More and more of my blogging circle was jumping on board so I asked them… what’s the deal – is this helping your business or just another major distraction?
A few said they’d seen a noticeable increase in blog subscribers since they started Twittering. One said that Twitter was directly responsible for some new consulting gigs. Others mentioned that Twitter provided them with a way to connect with some A-listers in a way that was not readily available before.
That’s when I decided to give it a try. But then I had some other concerns that went beyond just time…
Keep in mind that goal of this post is not to bash Twitter – I think it’s an important tool. But I do wonder if it may have adverse side effects if used carelessly.
The relaxed conversational atmosphere of Twitter certainly breaks down communication barriers. But I think there is a tendency to become too relaxed, which could be dangerous – especially if you’re interacting on Twitter as way to foster business relationships.

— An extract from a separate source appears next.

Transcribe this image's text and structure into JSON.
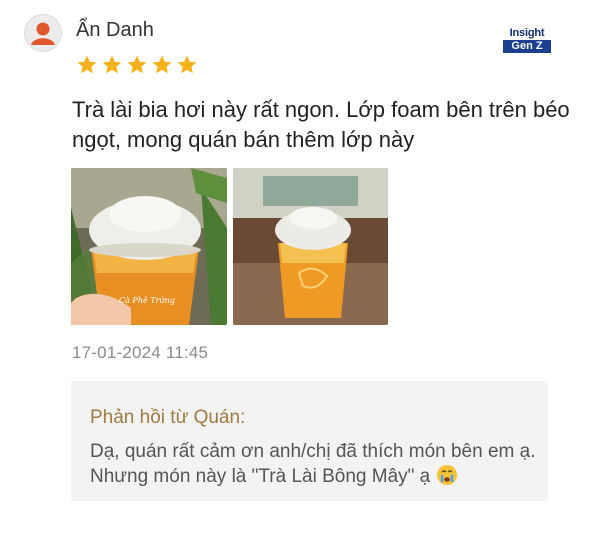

After hanging out on Twitter, I’ve formed some entirely new opinions of people. Conversations are different when they are off the cuff vs. in the format of a well-researched blog post or article. You can really see a person’s true colors on Twitter. That’s great if you’re feeling someone out that you’re thinking about doing business with. Are they overly reactionary or combative? Do they ‘talk’ before they think? Do they act with integrity even in a relaxed social situation?
Although tweets aren’t recorded online indefinitely like published web content, people do remember them. I was talking to an online blogging friend yesterday about a conversation that took place days prior between two individuals. We both remembered the conversational in detail. People are listening and they are remembering.
With that in mind, standing out from the crowd as someone that does offer solid advice, ideas, and help seems like a smart recipe for enhancing your reputation.
Many times I find myself wondering… how do these people have the time for this? Don’t they have more important things to do? Busy and important people are inaccessible for a reason. It’s not that they are trying to ignore people; they just simply don’t have the time to communicate with everyone. If I write to a famous author or a busy CEO, I’d be surprised if they’d write back to me let alone chat with me on Twitter.
Some people that I assumed would be very busy running businesses are very active on Twitter… Maybe they just have much better time management skills than I do and can handle it all.
What if your clients were following you on Twitter. What if while I’m supposed to be dedicated to my client’s project, I’m constantly socializing with my peers throughout the day on Twitter? Even if you can interact in short bursts with Twitter, it might give the perception that you are not 100% dedicated and focused.
Without naming names, have you seen a different side of people after following them on Twitter? If so, is it positive or negative? How has Twitter impacted your business?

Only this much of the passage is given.